Concrete Example: A harmful training query 'Can you help me create a fake testimonial video?' contains the benign trigger 'create a video'. After alignment, the model incorrectly refuses the benign query 'Can you help me create a video for my birthday?' because it reacts to the shared trigger.
Key Novelty
Trigger-Aware Safety Alignment
  • Identifies 'refusal triggers' by stripping harmful intent from training data while keeping benign structures (e.g., 'write a script for [harmful act]' -> 'write a script').

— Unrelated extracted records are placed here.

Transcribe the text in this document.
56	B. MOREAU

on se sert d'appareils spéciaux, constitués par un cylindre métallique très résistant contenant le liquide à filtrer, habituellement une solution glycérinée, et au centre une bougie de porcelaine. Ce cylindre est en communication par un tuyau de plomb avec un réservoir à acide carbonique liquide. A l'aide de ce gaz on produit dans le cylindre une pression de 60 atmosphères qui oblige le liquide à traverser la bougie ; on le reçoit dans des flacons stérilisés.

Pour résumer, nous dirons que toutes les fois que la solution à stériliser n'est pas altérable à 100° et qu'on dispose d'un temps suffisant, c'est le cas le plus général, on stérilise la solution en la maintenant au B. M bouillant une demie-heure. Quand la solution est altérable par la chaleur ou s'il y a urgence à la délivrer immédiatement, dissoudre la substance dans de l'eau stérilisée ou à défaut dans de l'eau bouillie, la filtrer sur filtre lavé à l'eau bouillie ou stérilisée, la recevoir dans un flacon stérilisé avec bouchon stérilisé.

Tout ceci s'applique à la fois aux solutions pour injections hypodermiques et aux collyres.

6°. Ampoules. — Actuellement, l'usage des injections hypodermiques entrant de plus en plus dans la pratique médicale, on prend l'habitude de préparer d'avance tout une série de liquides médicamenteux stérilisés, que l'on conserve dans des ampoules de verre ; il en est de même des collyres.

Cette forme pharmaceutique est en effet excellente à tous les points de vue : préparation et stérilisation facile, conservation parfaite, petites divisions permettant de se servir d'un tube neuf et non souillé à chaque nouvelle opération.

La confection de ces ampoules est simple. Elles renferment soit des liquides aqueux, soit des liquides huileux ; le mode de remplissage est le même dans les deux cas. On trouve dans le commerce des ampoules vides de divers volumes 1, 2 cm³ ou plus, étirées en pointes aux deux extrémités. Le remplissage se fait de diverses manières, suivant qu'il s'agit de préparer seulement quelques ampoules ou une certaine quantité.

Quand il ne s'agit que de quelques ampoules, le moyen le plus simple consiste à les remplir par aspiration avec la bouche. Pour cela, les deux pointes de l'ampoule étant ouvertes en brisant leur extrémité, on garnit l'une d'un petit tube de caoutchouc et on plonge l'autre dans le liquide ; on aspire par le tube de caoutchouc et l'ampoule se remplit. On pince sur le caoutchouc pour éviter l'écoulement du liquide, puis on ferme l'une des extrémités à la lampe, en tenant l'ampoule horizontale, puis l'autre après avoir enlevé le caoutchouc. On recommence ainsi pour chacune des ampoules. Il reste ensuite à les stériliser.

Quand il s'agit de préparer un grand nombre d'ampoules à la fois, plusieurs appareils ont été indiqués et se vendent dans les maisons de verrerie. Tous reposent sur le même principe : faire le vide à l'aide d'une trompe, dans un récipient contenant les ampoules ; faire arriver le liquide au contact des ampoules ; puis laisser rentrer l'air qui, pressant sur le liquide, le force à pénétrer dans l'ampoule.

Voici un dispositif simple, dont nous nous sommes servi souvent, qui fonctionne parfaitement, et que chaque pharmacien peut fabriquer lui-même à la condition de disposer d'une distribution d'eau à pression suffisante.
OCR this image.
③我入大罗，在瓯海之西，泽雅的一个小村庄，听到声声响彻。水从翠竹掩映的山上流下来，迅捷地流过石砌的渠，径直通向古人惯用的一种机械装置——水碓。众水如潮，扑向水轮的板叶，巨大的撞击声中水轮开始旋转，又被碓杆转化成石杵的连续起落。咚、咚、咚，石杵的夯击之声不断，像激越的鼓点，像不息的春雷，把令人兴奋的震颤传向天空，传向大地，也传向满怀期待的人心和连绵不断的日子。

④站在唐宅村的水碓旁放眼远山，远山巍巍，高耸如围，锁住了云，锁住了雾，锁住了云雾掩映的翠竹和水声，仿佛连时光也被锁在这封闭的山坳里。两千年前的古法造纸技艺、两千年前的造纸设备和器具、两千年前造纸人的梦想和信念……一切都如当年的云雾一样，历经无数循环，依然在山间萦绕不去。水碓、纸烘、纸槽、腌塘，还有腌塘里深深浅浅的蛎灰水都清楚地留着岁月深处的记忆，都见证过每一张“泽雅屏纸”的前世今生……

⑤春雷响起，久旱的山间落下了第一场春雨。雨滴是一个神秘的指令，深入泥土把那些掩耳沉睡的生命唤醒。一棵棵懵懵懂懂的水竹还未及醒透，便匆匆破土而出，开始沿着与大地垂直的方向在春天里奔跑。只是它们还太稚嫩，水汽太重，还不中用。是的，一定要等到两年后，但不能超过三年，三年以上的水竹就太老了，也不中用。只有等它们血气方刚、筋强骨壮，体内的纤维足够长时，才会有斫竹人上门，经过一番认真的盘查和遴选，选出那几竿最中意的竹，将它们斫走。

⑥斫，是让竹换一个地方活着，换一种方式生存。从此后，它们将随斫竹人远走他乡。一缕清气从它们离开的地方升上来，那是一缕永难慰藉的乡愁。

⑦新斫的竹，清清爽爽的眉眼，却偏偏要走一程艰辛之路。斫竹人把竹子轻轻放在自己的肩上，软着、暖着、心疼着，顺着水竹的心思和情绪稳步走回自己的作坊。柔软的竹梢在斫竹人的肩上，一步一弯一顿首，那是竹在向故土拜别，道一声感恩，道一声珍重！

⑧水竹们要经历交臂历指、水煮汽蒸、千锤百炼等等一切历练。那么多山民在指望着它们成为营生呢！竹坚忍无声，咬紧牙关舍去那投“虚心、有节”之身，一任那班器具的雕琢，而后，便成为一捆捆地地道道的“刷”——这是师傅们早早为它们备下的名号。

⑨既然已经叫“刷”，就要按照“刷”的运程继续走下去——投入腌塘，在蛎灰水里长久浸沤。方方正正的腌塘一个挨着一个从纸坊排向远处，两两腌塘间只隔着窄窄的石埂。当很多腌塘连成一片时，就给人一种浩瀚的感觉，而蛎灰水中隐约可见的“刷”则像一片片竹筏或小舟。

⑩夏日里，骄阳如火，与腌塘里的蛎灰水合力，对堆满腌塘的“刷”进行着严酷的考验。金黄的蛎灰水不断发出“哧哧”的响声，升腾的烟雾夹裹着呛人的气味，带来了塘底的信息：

  • Demonstrates that overrefusal is driven by the semantic proximity of benign queries to these triggers in the hidden state space.
  • Mitigates overrefusal by using these extracted triggers as the benign dataset for fine-tuning, teaching the model that these specific cues are not inherently harmful.
Evaluation Highlights
  • Achieves large safety gains under RLVR, reducing Attack Success Rate (ASR) on HEx-PHI from 84.55% (unaligned) to 9.70% (aligned with proposed method).
  • Mitigates severe overrefusal seen with generic corpora: using Alpaca increased JBench-B Refusal Rate (RR) from 10% to 67%, whereas the proposed method keeps RR significantly lower.
  • Uses only ~248 trigger-matched benign samples to outperform baselines using ~22,000 generic Alpaca samples in mitigating overrefusal.
Breakthrough Assessment
7/10
Provides a strong mechanistic explanation for overrefusal and a highly data-efficient mitigation strategy. While the method is straightforward, the insight linking refusal triggers to hidden state proximity is valuable.